Bugün ayın 28’i, 29’undan başlayarak rotası değişmez ise Cumartesi gecesi ile birlikte rüzgarı etkili olabilir ve Pazartesi gününe kadar da etkisini sürdürebilir. Ama daha önce de ifade ettiğim gibi kara üzerine doğru hareketi devam ederse etkisini kaybeder. Kıyıda kaldığı süre arttığı müddetçe ise etkili olmaya devam eder.

Böyle bir sistemde kuvvetli yağış da beklenecektir. Yağışlar, sağanak hatta kuvvetli sağanak, gök gürültülü sağnak şeklinde olur. Şimşekli, gök gürültülü şimşekli sağnak yağışlar olacaktır. Yıldırım düşmesi, ani rüzgar hamleleri, bölgesel seller, su baskınları meydana gelebilir. Zayıf yapılı binaları etkiler, ağaçları devirebilir, tabelalar, camlar, kapılar yerinden sökülebilir.

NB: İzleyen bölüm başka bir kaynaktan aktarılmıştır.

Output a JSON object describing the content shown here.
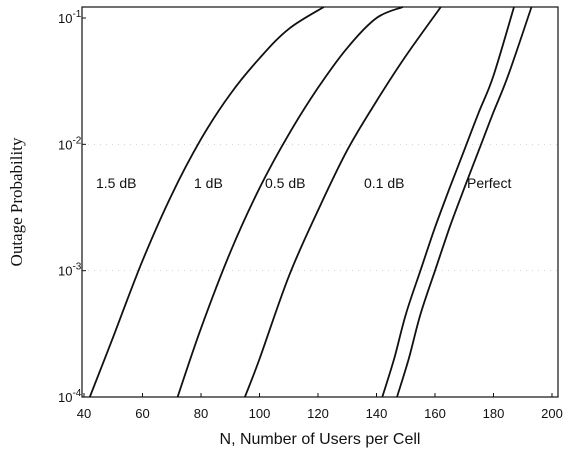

Bir kere her şeyden önce şu mühim. Kapılar, camlar filan çok iyi kapatılmalı. Uçabilecek, kırılabilecek şeyler çatılardan, balkonlardan kaldırılmalı. Fırtına sırasında kimse seyahat etmemeli. O günler boyunca denize kesinlikle açılmamak gerekli. İzmir’den Güney Batı Anadolu bölgesine kadar olan bölgede bu tedbirleri almak gerekir.

Bir, iki ya da en fazla üç gün boyunca olabildiğince evde durmak, paniğe kapılmamak gerekir. Fırtına zaten geldiğini de belli eder. Zayıf yapılara, örneğin kümes gibi yapılara dikkat etmek, sağlamlaştırmak gerekir.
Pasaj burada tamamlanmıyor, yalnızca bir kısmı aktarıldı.